General Boddie. They would have to respond, but I think
they would change the new commander over time. I think people
are people whether they are wearing a green suit or civilian
coat and tie or blue jeans or whatever. I don't think it makes
that much difference.
Mr. Horn. Dr. Kauvar, have you got anything to add to this
situation in this particular question?
Mr. Kauvar. I think it is a matter of just saying yes.
Mr. Horn. Ms. O'Connor.
Ms. O'Connor. I would just like to expand upon what General
Boddie said.
When we face a lot of change in the Department, when we
have gone out to the field units and talked to them,
communication is the key. Because the folks that work in the
organization are convinced that the boss knows something and he
is just not telling and most of the time the boss really
doesn't know all that much more about the changes coming at
them than the workers do, so we encourage everyone to keep the
open lines of communication.
Those lunches with the boss are a fabulous, informal way to
get information to the employees and also for the boss to get
information back up. Because it is always amazing, the sort of
things you hear from the work force when you are sitting in an
informal setting.
Mr. Horn. Mr. Cooke.
Mr. Cooke. I share that observation. I think most people in
uniform, civilian, in Defense, in Government or not, want to do
a good job. They really want to come home at night and be
satisfied with the work they have accomplished. I think TQM
helps supply that job satisfaction if it is carried out.
What you do thunders so loudly I cannot hear what you say
to the contrary. I forget the name of the poet. That is to say
the leader, if he is serious about it, has to act, not just
talk. Communications is a physical act, not just a verbal, if
you will.
We have demonstrated here that we are serious. We may not
have all the information you have asked for--we are going to
try to provide most of it, Mr.
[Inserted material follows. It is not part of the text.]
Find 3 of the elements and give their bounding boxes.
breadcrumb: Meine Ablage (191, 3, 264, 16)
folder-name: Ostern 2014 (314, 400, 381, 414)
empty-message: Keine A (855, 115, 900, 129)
Chairman--but we do take quality
management and defense seriously, and we do invest a
considerable amount of time, time well spent, I will say, on
implementing and carrying it out.
Mr. Horn. Mr. Carroll, we are going to give the tax
collector the last word.
Mr. Carroll. Thank you. That doesn't happen very often.
The change is all about resistance and comfort, and we have
to make it more comfortable to change than it is to stay the
way we are. It is a hard thing to do; but, until we do that,
people are going to be continuing to resist.
Mr. Horn. We thank you all for coming. Sorry to keep you so
late, but it has been very instructive. I suspect when the
hearing is published it will be a best seller. Since it is
free, it will probably run the budget up of this committee.
Thank you all for coming. This hearing is adjourned.
Oh, wait, on the staff list, I need to say thank you to--
and we have it here somewhere. Let me say, before we have
adjourned, that we want to thank the following people.
Russell George, staff director and chief counsel, in the
Government Management, Information, and Technology
Subcommittee; Matt Ryan to my left, the professional staff
member who put the hearing together; John Hynes, professional
staff member; Andrea Miller, clerk; Mark Stephenson,
professional staff member of the minority; Jean Gosa, clerk;
and interns, Michael Presicci and Melissa Holder; and the court
reporters, that is Katrina Wright and Vicki Stallsworth.
[Whereupon, at 5:01 p.m., the subcommittee was adjourned.